Clearinghouse Rejection Codes

Clearinghouse Rejection Codes Explained

The clearinghouse assists providers in understanding the common mistakes that cause claim denials. When a clearinghouse detects issues in the claims and returns them for correction, they are called clearinghouse rejection codes. The continuous claim rejection adversely affects the revenue cycle management. Therefore, it is crucial to submit clean claims to receive timely payments for the services rendered. Let’s discuss the common claim rejection issues the clearinghouse detects.

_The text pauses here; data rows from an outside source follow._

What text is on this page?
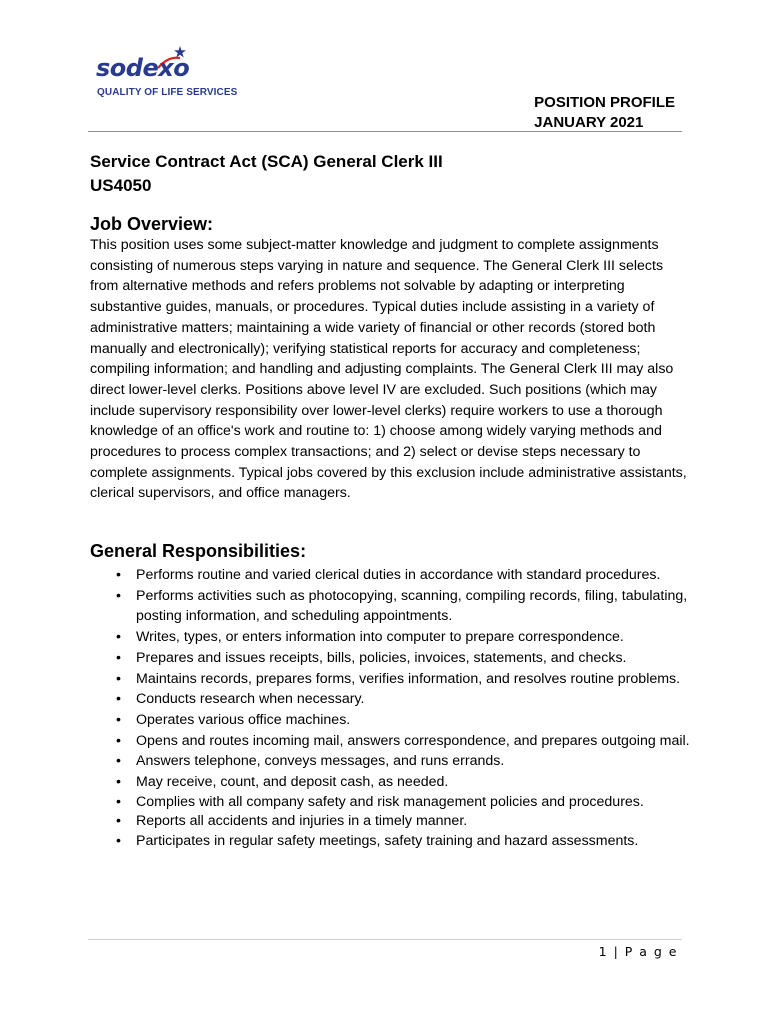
sodexo
QUALITY OF LIFE SERVICES
POSITION PROFILE
JANUARY 2021
Service Contract Act (SCA) General Clerk III
US4050
Job Overview:

This position uses some subject-matter knowledge and judgment to complete assignments consisting of numerous steps varying in nature and sequence. The General Clerk III selects from alternative methods and refers problems not solvable by adapting or interpreting substantive guides, manuals, or procedures. Typical duties include assisting in a variety of administrative matters; maintaining a wide variety of financial or other records (stored both manually and electronically); verifying statistical reports for accuracy and completeness; compiling information; and handling and adjusting complaints. The General Clerk III may also direct lower-level clerks. Positions above level IV are excluded. Such positions (which may include supervisory responsibility over lower-level clerks) require workers to use a thorough knowledge of an office's work and routine to: 1) choose among widely varying methods and procedures to process complex transactions; and 2) select or devise steps necessary to complete assignments. Typical jobs covered by this exclusion include administrative assistants, clerical supervisors, and office managers.

General Responsibilities:
• Performs routine and varied clerical duties in accordance with standard procedures.
• Performs activities such as photocopying, scanning, compiling records, filing, tabulating, posting information, and scheduling appointments.
• Writes, types, or enters information into computer to prepare correspondence.
• Prepares and issues receipts, bills, policies, invoices, statements, and checks.
• Maintains records, prepares forms, verifies information, and resolves routine problems.
• Conducts research when necessary.
• Operates various office machines.
• Opens and routes incoming mail, answers correspondence, and prepares outgoing mail.
• Answers telephone, conveys messages, and runs errands.
• May receive, count, and deposit cash, as needed.
• Complies with all company safety and risk management policies and procedures.
• Reports all accidents and injuries in a timely manner.
• Participates in regular safety meetings, safety training and hazard assessments.
1 | P a g e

What are Clearinghouse Rejection Codes?

The clearinghouse rejects claims due to missing details, duplicate claim submissions, patient/ provider information errors, coding issues, and inaccurate documentation. A clearing house rejection is not a complete denial of the claim. Instead, it is returned for correction, but reimbursement delays occur due to this issue.
The rejected claims from the clearing house are called clearing house rejection codes. Likewise, it is not a direct denial from the payer. When the provider submits a claim to the clearinghouse, it scrutinizes the claim for mistakes. The inaccurate claim is sent back to the provider, while an accurate one is submitted to the payer for reimbursement.

Why are Clearinghouse Rejection Codes Important?

Clearinghouse rejection codes enable providers to understand claim mistakes before the payer rejects them. The timely and swift identification of errors is crucial to receiving early payments from payers. In addition, it enhances accuracy and reduces administrative tasks for billing staff. It stops the hassle of going through all the steps after payer rejection. Similarly, it helps providers learn about claim errors at the earliest.

Clearinghouse Rejection vs Payer Denial

Clearing house rejection occurs at a third-party clearinghouse level. This is where claims are scrubbed for errors before sending to insurance payers. The providers send claims to the clearinghouse for revision. On the other hand, payer denials means the payer refuses to pay the claim payment after reviewing it. Therefore, it is crucial to submit clean claims to the payers for timely reimbursements.

What are the Common Clearinghouse Rejection Codes?

One of the most common reasons for claim rejection is missing or invalid information.

Invalid Patient/Provider Information

Invalid or missing patient and provider information leads to claim rejection. For example, the patient’s information is correct, but the provider’s information is incorrect. Similarly, the patient’s information is missing, but the provider’s information is correct. In both cases, the clearing house rejects the claims.

Incorrect Rendering Provider

Clearinghouse rejection codes also occur due to incorrect information on the rendering provider. A rendering provider is the provider who gives medical treatment to the patient. Therefore, it is necessary to provide accurate information about the rendering provider.

Missing Postal Zip

Due to this error, the claim has not been routed to an accurate place for processing. Therefore, cross-check the postal ZIP information before submitting the claim to the clearinghouse.

Duplication or Invalidity of Diagnosis/Procedure Code

One of the most crucial components of the claim is the diagnosis and procedure codes. Any duplication or invalidity of diagnostics or procedure codes leads to clearinghouse claim rejection. Mention the accurate code for the precise service rendered to receive payments.

Wrong Date/Place of Service

The wrong date and place of service can cause claim issues. For example, the actual service is given in the emergency room and incorrectly mentioned in the operation room in the claim. This confusion raises questions about the claim’s authenticity. Therefore, accurately mention the date and place of service in the claim.

Overused or Missing Modifier

Sometimes, overuse of modifiers is the reason behind claim rejections. In the same way, the essential modifiers are missing in some claims. The clearinghouse rejects the claim and returns it for correction. It allows the provider to review claims without facing denials.

Non-Billable Codes

When bundling codes, you receive a clearing house rejection code, and the payer’s policy does not cover the services. For example, a provider sends a claim for a specific diagnosis code. The insurance company doesn’t allow its payment because it is considered part of the procedure.

Payer ID Inaccuracy

Incorrect Payer Address means the payer ID does not match with the already mentioned insurance companies. Likewise, the outdated payer ID doesn’t clearly define the payer address for the claim submission. Verifying the payer ID before submitting the claim and maintaining accuracy is crucial.

Final Thoughts

Clearinghouse helps providers submit clean claims to payers by detecting common mistakes at the earliest. Likewise, it rejects claims with invalid provider/payer information, code duplication, overuse of modifiers, and inaccurate date/place of service. Similarly, clearinghouse rejection codes notify the provider to write an accurate payer ID without using non-billable codes. Hence, maintaining claim accuracy is necessary to receive timely payments from payers.

Frequently Asked Questions

A clearinghouse is an in-house system that only cross-checks the claims information. There’s no need to submit a rejected claim from the clearinghouse with a new code.
Train and educate billing and coding staff to submit claims with accurate information. Provide them with coding and billing education and tell them about the importance of submitting accurate information.
When the payer denies a claim due to errors, the resubmission costs administrative expenses, affecting the overall revenue cycle.